If you bring your bottle to a restaurant or bar, you will likely have to pay a corkage fee of $10 to $30, but it's likely worth it.
Tip: If you are purchasing wine on board, look for packages that provide a discount for purchasing several bottles.
Related: The ultimate guide to cruise line drinks packages
For those who are fussy about coffee, be forewarned you might not like what’s served at the buffet. It’s typically a generic brand, and some may find it too strong, others too weak.
For coffee snobs, better coffee will be available at the ship’s coffee shop for a fee. You’ll find drip coffee and baristas making espressos, lattes and cappuccinos. You can even buy Starbucks on Norwegian Cruise Line ships and select Royal Caribbean vessels.
Maybe not worth it
Some people claim they bought the best painting ever on a cruise ship — and spent big bucks in the process. Others are totally disappointed with their splurge purchases once they get home. Extra costs for shipping and handling could mean you end up paying more than you would at a gallery (or on eBay).
It’s best to skip the temptation — though you might want to witness the action and sip a complimentary glass of Champagne in the process.
Grab those $10 watches and rings at the gift shops, but if you’re looking at fancier watches, diamonds and other fine jewelry items, know your stuff and do research in advance. Jewelry is not returnable if you buy it on board.
Also, be aware that duty-free applies to taxes. If you spend big, you could still owe customs fees when you return to the U.S.
Cruise ship photographers are all over the ship and at the pier, trying to catch memorable moments. But do you really want the $20 snapshot taken against a cheesy background as you board the ship with puffy eyes because you caught a 6 a.m. flight to get to the pier? Or that photo of you with your mouth full of spaghetti at dinner?
Yes, you can do silly poses with your friends, but rather than pay, ask another passenger to snap a photo with your smartphone. (The only time photos might be worth it is if you’re doing family portraits with you and the kids dolled up for the ship's formal night.)
Related: 21 tips that will make your first cruise go smoothly
Big ships have extensive ocean-view gyms with the latest, greatest workout equipment, as well as jogging tracks. Fitness centers will offer free stretch and abs classes. So, you may want to think twice before shelling out $12 to $40 for other classes or $85 to $110 for a personal training session (learning things you’ll promptly forget when you return home).

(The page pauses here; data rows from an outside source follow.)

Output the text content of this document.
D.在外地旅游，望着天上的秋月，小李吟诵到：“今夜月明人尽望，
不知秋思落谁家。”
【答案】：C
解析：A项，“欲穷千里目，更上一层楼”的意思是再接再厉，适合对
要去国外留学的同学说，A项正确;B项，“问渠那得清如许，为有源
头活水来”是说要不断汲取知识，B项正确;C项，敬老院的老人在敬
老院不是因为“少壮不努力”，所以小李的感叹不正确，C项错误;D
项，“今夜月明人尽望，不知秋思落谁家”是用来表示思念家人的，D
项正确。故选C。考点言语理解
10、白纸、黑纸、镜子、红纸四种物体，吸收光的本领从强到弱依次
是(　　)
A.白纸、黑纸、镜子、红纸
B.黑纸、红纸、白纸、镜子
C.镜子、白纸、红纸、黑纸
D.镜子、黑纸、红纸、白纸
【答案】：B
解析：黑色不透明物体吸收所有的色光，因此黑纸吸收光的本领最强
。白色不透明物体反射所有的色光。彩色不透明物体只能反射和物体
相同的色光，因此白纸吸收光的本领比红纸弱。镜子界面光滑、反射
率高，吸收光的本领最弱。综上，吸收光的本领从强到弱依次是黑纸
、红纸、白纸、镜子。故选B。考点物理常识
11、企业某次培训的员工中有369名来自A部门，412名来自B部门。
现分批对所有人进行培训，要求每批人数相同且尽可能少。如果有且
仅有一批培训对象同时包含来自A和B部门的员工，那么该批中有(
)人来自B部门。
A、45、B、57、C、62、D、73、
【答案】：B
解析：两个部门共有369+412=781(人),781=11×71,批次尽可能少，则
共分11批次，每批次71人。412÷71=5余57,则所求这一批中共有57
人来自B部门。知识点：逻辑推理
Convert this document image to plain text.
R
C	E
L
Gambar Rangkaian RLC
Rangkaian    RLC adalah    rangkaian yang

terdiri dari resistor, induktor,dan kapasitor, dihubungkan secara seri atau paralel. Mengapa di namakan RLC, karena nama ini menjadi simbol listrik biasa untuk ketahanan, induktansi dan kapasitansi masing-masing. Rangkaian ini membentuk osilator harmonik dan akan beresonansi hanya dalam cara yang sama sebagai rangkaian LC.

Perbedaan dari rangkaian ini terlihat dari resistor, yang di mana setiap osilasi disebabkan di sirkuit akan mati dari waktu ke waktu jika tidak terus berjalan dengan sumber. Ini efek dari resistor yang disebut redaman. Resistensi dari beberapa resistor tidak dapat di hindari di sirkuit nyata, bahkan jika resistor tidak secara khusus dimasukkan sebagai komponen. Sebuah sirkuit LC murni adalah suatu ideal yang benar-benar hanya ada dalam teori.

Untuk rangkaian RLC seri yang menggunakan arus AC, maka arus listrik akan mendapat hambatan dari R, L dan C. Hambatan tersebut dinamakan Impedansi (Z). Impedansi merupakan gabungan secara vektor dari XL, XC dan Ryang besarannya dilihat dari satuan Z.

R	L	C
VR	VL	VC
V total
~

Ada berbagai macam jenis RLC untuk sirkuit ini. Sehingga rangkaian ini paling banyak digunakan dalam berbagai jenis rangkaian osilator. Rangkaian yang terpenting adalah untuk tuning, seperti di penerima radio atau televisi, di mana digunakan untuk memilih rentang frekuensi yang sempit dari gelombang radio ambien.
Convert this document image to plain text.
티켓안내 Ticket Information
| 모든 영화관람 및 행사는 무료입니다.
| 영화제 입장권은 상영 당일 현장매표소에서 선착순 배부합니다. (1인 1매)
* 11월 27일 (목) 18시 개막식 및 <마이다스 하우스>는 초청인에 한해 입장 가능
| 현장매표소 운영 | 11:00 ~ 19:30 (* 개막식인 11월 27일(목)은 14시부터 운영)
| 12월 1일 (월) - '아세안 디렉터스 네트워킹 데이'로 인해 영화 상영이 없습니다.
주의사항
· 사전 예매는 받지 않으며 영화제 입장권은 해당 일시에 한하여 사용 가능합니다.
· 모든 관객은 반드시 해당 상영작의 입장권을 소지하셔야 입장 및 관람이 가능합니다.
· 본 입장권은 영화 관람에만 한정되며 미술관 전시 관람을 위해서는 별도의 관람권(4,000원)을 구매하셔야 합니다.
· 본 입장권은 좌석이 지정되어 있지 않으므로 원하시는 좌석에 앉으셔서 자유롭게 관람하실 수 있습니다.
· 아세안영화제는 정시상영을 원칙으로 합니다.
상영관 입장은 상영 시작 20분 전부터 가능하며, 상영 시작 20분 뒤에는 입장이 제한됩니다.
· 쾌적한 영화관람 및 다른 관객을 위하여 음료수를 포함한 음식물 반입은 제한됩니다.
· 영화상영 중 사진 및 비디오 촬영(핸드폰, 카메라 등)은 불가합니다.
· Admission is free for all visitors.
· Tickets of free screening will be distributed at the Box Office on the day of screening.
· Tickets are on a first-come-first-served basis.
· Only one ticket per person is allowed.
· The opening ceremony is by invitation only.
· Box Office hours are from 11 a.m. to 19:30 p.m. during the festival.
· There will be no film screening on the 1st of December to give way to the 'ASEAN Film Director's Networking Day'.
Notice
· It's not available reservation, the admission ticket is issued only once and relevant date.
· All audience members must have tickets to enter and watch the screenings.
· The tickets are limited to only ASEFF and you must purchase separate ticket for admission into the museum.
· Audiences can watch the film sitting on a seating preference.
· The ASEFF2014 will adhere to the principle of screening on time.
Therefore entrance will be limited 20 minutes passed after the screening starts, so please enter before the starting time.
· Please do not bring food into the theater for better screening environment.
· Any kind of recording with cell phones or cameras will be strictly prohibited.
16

We suggest you reserve your extra energy (and money) for cycling and other activities on land.
We get it. You're on vacation, and you finally have time to relax. However, you'll pay from $105 to $180, depending on the cruise line, for a 55-minute basic Swedish or deep tissue massage — more than you would pay at home. A manicure and pedicure will cost you $45 or more each. It’s better to get these at home, too.
Thermal suites in the spa are reserved relaxation areas equipped with such enticements as thalassotherapy pools or hot tubs, saunas, steam rooms, aromatic showers, mud rooms, salt rooms and snow rooms, as well as warm heated loungers. These retreats have mellow music, soothing decor and smell really good, offering a multisensory experience.
Our issue is pricing, from $30 to $70 per person for a full day. (There is also a set rate for the whole cruise.) Most people don’t spend more than an hour there, so consider that when you decide whether it’s worth it.
Laundry delivery service
On cruise ships, you will pay big-city prices for dry cleaning and laundry. It’s great to have your undies delivered all neatly folded (for $2 or $3 per pair) and to see your T-shirts neatly pressed and on hangers, but do you really want to pay extra for that?
Tip: If you need to wash clothes, see if your ship has a self-serve laundry room where you can use the washers and dryers for free or for a few bucks’ worth of quarters.